I work on AI safety and robustness, focusing on building trustworthy AI systems able to reason in a reliable way,
based on factuality and causality. I am particularly interested in creating large reasoning models (LRMs) that can learn cause and effect relationships
from data and use them to perform strong and auditable reasoning in adversarial environments.
I am currently finishing my PhD at the University of Auckland at the intersection of deep learning and causality.
I showcased my work at top AI conferences and received the University of Auckland Best Student Published Paper in Computer Science award in 2023.
As part of my work, I conducted the first evaluation of large language models (LLMs) on abstract reasoning, highlighting their brittleness and limitations.
I developed a novel modular language model architecture based on causal principles for out-of-distribution reasoning, showed that causal models
can improve the learning of interpretable, robust and domain-invariant mechanisms, and built the first end-to-end framework for causal extraction and inference with LLM agents.
Latest Research

Counterfactual Causal Inference in Natural Language
We build the first causal extraction and counterfactual causal inference system for natural language, and propose a new direction for model oversight and strategic foresight.

Independent Causal Language Models
We develop a novel modular language model architecture sparating inference into independant causal modules, and show that it can be used to improve abstract reasoning performance and robustness for out-of-distribution settings.

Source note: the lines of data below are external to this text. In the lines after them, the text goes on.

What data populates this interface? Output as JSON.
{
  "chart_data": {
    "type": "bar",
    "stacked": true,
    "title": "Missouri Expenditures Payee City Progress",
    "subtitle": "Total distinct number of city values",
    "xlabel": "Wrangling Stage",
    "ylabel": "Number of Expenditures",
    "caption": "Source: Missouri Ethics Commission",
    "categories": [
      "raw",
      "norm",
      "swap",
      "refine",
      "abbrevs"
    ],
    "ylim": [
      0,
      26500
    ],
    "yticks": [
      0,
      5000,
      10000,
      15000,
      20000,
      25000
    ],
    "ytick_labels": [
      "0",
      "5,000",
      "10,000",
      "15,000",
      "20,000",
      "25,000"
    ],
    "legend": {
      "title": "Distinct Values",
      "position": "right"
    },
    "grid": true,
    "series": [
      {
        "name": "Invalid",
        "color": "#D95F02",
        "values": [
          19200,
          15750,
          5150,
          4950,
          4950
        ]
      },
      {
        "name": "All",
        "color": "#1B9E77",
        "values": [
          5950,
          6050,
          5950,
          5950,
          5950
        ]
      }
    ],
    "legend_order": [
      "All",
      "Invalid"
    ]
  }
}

Behaviour Modelling of Social Agents
We model the behaviour of interacting social agents (e.g. meerkats) using a combination of causal inference and graph neural networks, and demonstrate increased efficiency and interpretability compared to existing architectures.

Evaluation of LLMs on Abstract Reasoning
We evaluate the performance of large language models on abstract reasoning tasks and show that they fail to adapt to unseen reasoning chains, highlighting a lack of generalization and robustness.

Disentanglement via Causal Interventions on a Quantized Latent Space
We propose a new approach to disentanglement based on hard causal interventions over a quantized latent space, and demonstrate its potential for improving the interpretability and robustness of generative models.